Askania warf nun alles nach vorn und wir konnten unsere Konter nicht richtig ausspielen, auch wenn wir das ein oder andere Mal nur knapp verpassten. Als es schon danach aussah, dass wir den Aufstieg in der regulären Spielzeit schaffen sollten, spielten wir einen Fehlpass in die Füße des Gegners und fälschten den folgenden Schuss auch noch unhaltbar ab. 3:3 in der Gesamtrechnung = Verlängerung!

Einige Spielerinnen sanken enttäuscht zu Boden, doch dieser Schreck dauerte nur wenige Sekunden.
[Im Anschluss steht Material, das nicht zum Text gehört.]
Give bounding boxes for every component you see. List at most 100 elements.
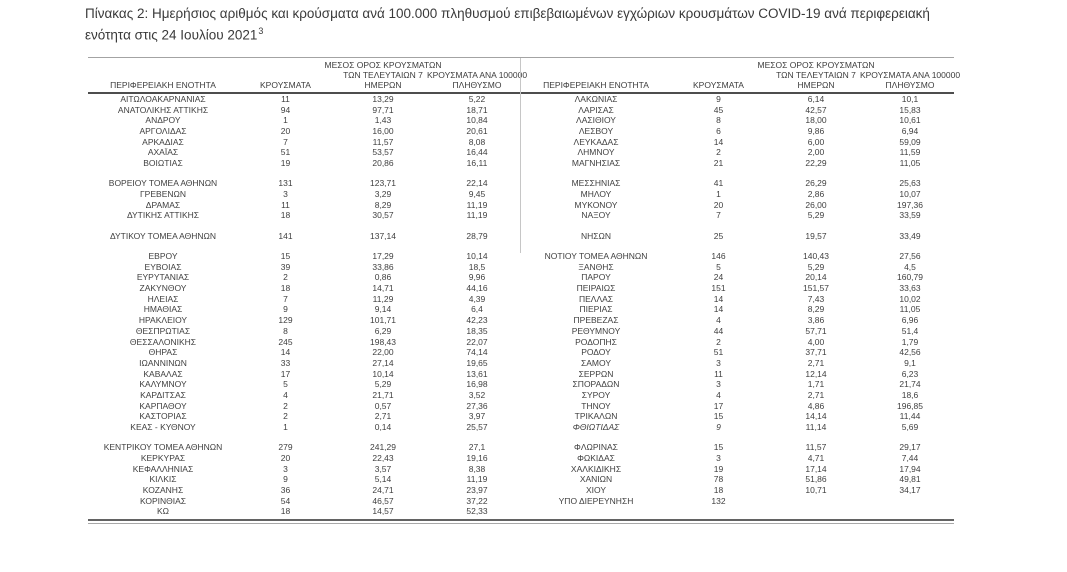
group-separator (521, 241, 954, 251)
cell-avg7: 5,29 (807, 261, 825, 272)
cell-region: ΠΕΙΡΑΙΩΣ (576, 283, 616, 294)
cell-cases: 11 (281, 94, 290, 104)
cell-cases: 11 (714, 368, 723, 379)
cell-avg7: 37,71 (805, 347, 827, 358)
table-row: ΠΕΙΡΑΙΩΣ 151 151,57 33,63 (521, 283, 954, 294)
cell-per100k: 6,96 (901, 315, 919, 326)
cell-cases: 18 (713, 485, 724, 496)
table-row: ΜΗΛΟΥ 1 2,86 10,07 (521, 189, 954, 200)
cell-region: ΘΗΡΑΣ (148, 347, 178, 358)
cell-avg7: 53,57 (372, 147, 394, 158)
table-row: ΧΙΟΥ 18 10,71 34,17 (521, 485, 954, 496)
cell-avg7: 8,29 (807, 304, 825, 315)
cell-region: ΑΡΓΟΛΙΔΑΣ (139, 126, 187, 137)
table-row: ΛΑΣΙΘΙΟΥ 8 18,00 10,61 (521, 115, 954, 126)
header-line: ΤΩΝ ΤΕΛΕΥΤΑΙΩΝ 7 (776, 70, 856, 80)
cell-cases: 4 (716, 315, 721, 326)
table-row: ΖΑΚΥΝΘΟΥ 18 14,71 44,16 (88, 283, 521, 294)
cell-region: ΚΟΖΑΝΗΣ (142, 485, 184, 496)
cell-cases: 39 (280, 261, 291, 272)
cell-per100k: 7,44 (901, 453, 919, 463)
cell-avg7: 137,14 (370, 230, 396, 241)
cell-cases: 15 (713, 442, 724, 453)
cell-per100k: 33,49 (899, 230, 921, 241)
cell-region: ΘΕΣΣΑΛΟΝΙΚΗΣ (129, 336, 197, 347)
cell-cases: 1 (283, 115, 288, 126)
cell-cases: 24 (713, 272, 724, 283)
cell-per100k: 11,59 (899, 147, 921, 158)
cell-region: ΧΑΝΙΩΝ (579, 474, 613, 485)
group-separator (88, 241, 521, 251)
cell-cases: 14 (713, 136, 724, 147)
cell-avg7: 12,14 (805, 368, 827, 379)
group-separator (521, 169, 954, 179)
cell-region: ΑΝΑΤΟΛΙΚΗΣ ΑΤΤΙΚΗΣ (117, 104, 209, 115)
cell-avg7: 11,57 (372, 136, 394, 147)
cell-cases: 25 (713, 230, 724, 241)
cell-region: ΣΑΜΟΥ (580, 357, 611, 368)
cell-cases: 3 (283, 463, 288, 474)
header-avg7: ΜΕΣΟΣ ΟΡΟΣ ΚΡΟΥΣΜΑΤΩΝ ΤΩΝ ΤΕΛΕΥΤΑΙΩΝ 7 Η… (758, 58, 875, 92)
cell-per100k: 25,57 (466, 422, 488, 433)
cell-per100k: 196,85 (897, 400, 923, 411)
table-row: ΗΛΕΙΑΣ 7 11,29 4,39 (88, 294, 521, 305)
cell-avg7: 57,71 (805, 325, 827, 336)
cell-per100k: 5,22 (468, 94, 486, 104)
cell-region: ΔΥΤΙΚΗΣ ΑΤΤΙΚΗΣ (126, 210, 200, 221)
header-line: ΚΡΟΥΣΜΑΤΑ ΑΝΑ 100000 (859, 70, 961, 80)
cell-region: ΙΩΑΝΝΙΝΩΝ (139, 357, 187, 368)
table-row: ΘΕΣΣΑΛΟΝΙΚΗΣ 245 198,43 22,07 (88, 337, 521, 348)
table-row: ΚΑΡΔΙΤΣΑΣ 4 21,71 3,52 (88, 390, 521, 401)
header-line: ΜΕΣΟΣ ΟΡΟΣ ΚΡΟΥΣΜΑΤΩΝ (757, 60, 875, 70)
header-region: ΠΕΡΙΦΕΡΕΙΑΚΗ ΕΝΟΤΗΤΑ (521, 58, 671, 92)
cell-cases: 141 (278, 230, 293, 241)
cell-avg7: 2,00 (807, 147, 825, 158)
cell-cases: 151 (711, 283, 726, 294)
cell-avg7: 13,29 (372, 94, 394, 104)
table-row: ΕΥΒΟΙΑΣ 39 33,86 18,5 (88, 262, 521, 273)
cell-region: ΠΡΕΒΕΖΑΣ (573, 315, 619, 326)
cell-avg7: 11,14 (805, 422, 827, 433)
cell-cases: 7 (283, 293, 288, 304)
cell-avg7: 10,71 (805, 485, 827, 496)
cell-cases: 36 (280, 485, 291, 496)
cell-per100k: 3,52 (468, 389, 486, 400)
cell-region: ΚΑΛΥΜΝΟΥ (139, 379, 187, 390)
header-line: ΠΛΗΘΥΣΜΟ (885, 80, 935, 90)
cell-avg7: 9,86 (807, 126, 825, 137)
cell-per100k: 42,23 (466, 315, 488, 326)
cell-cases: 51 (713, 347, 724, 358)
cell-per100k: 13,61 (466, 368, 488, 379)
cell-region: ΛΑΣΙΘΙΟΥ (576, 115, 616, 126)
header-line: ΠΕΡΙΦΕΡΕΙΑΚΗ ΕΝΟΤΗΤΑ (543, 80, 649, 90)
cell-per100k: 18,71 (466, 104, 488, 115)
cell-region: ΜΑΓΝΗΣΙΑΣ (571, 158, 621, 169)
table-row: ΚΩ 18 14,57 52,33 (88, 506, 521, 517)
cell-cases: 41 (713, 178, 724, 189)
cell-per100k: 42,56 (899, 347, 921, 358)
table-row: ΦΩΚΙΔΑΣ 3 4,71 7,44 (521, 453, 954, 464)
table-header-row: ΠΕΡΙΦΕΡΕΙΑΚΗ ΕΝΟΤΗΤΑ ΚΡΟΥΣΜΑΤΑ ΜΕΣΟΣ ΟΡΟ… (521, 58, 960, 94)
table-row: ΒΟΙΩΤΙΑΣ 19 20,86 16,11 (88, 158, 521, 169)
table-row: ΜΥΚΟΝΟΥ 20 26,00 197,36 (521, 200, 954, 211)
cell-per100k: 27,36 (466, 400, 488, 411)
cell-region: ΒΟΙΩΤΙΑΣ (143, 158, 183, 169)
cell-cases: 245 (278, 336, 293, 347)
header-line: ΠΛΗΘΥΣΜΟ (452, 80, 502, 90)
cell-avg7: 123,71 (370, 178, 396, 189)
header-multiline: ΚΡΟΥΣΜΑΤΑ ΑΝΑ 100000 ΠΛΗΘΥΣΜΟ (860, 70, 960, 90)
cell-region: ΚΕΡΚΥΡΑΣ (140, 453, 186, 463)
cell-region: ΠΙΕΡΙΑΣ (579, 304, 613, 315)
cell-region: ΝΗΣΩΝ (580, 230, 612, 241)
cell-per100k: 3,97 (468, 411, 486, 422)
cell-region: ΚΕΑΣ - ΚΥΘΝΟΥ (130, 422, 196, 433)
cell-region: ΗΛΕΙΑΣ (147, 293, 179, 304)
cell-avg7: 24,71 (372, 485, 394, 496)
cell-avg7: 97,71 (372, 104, 394, 115)
cell-per100k: 4,39 (468, 293, 486, 304)
cell-region: ΕΥΒΟΙΑΣ (144, 261, 182, 272)
cell-avg7: 33,86 (372, 261, 394, 272)
cell-per100k: 11,19 (466, 210, 488, 221)
cell-cases: 7 (283, 136, 288, 147)
cell-per100k: 49,81 (899, 474, 921, 485)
In der kurzen Pause vor den 2x15 Minuten teilte Trainer Jens Freikowski seine feste Überzeugung, dass wir ein Tor erzielen und wies auf die Tatsache hin, dass viele Gegnerinnen bereits jetzt stehend KO waren. Es begann die beste Phase unseres Spiels, wir konnten konditionell nachlegen, agierten mehr und spielten zügiger nach vorn. Ein Ergebnis davon war ein Foul an Aldi Ibrisevic (99. Minute), welches völlig zu Recht den Elfmeterpfiff zur Folge hatte. Hanni Schmitz übernahm die Verantwortung und verwandelte den Strafstoß sicher, ihr insgesamt vierter Relegationstreffer!

Die Coepenickerinnen benötigten nun zwei weitere Tore, um uns in der Gesamtwertung zu besiegen, doch mehr als einen Freistoß, den Rieke Grätz klasse parierte (109. Minute) brachten sie nicht mehr zustande.

Nach dem Schlusspfiff waren wir sehr erleichtert und nahmen die Glückwünsche von Christian Kock und seinem Team gerne an, hätten uns aber auch über einen Glückwunsch des Schiedsrichters gefreut, anstatt uns sein Bedauern darüber anhören zu müssen, dass Askania nach diesem Spielverlauf nicht aufgestiegen war.

Aber egal, wir wissen, dass wir in beiden Partien nicht unser derzeitiges Potential abgerufen haben und dann trotzdem insgesamt 4:3 zu gewinnen zeigt, dass unsere junge Mannschaft auf einem guten Weg und verdient in die Landesliga zurückgekehrt ist.

Eine großartige Saison unserer Zweiten fand somit einen krönenden Abschluss, der mit Wasserpistolen und Sektduschen begangen wurde bzw. mit dem Inhalt zweier Wassereimer, den unsere Mädels über Coach Freikowski entleerten.

Wir möchten uns bei allen Fans und Freunden bedanken, die uns, egal ob bei den Spielen direkt oder per Daumendrücken, unterstützen sowie bei allen, die regelmäßig hier unsere Spielberichte lesen.

Wir sehen/lesen uns in der neuen Saison!!!

Ein persönlicher Dank geht an meine Mädels, an mein Team, für ein unglaubliches Jahr. Danke für alles, was ich gelernt habe. Danke für eure Bereitschaft, mir zu folgen. Ihr wisst, was ihr mir bedeutet und ich freu mich auf das nächste Jahr mit euch!!!!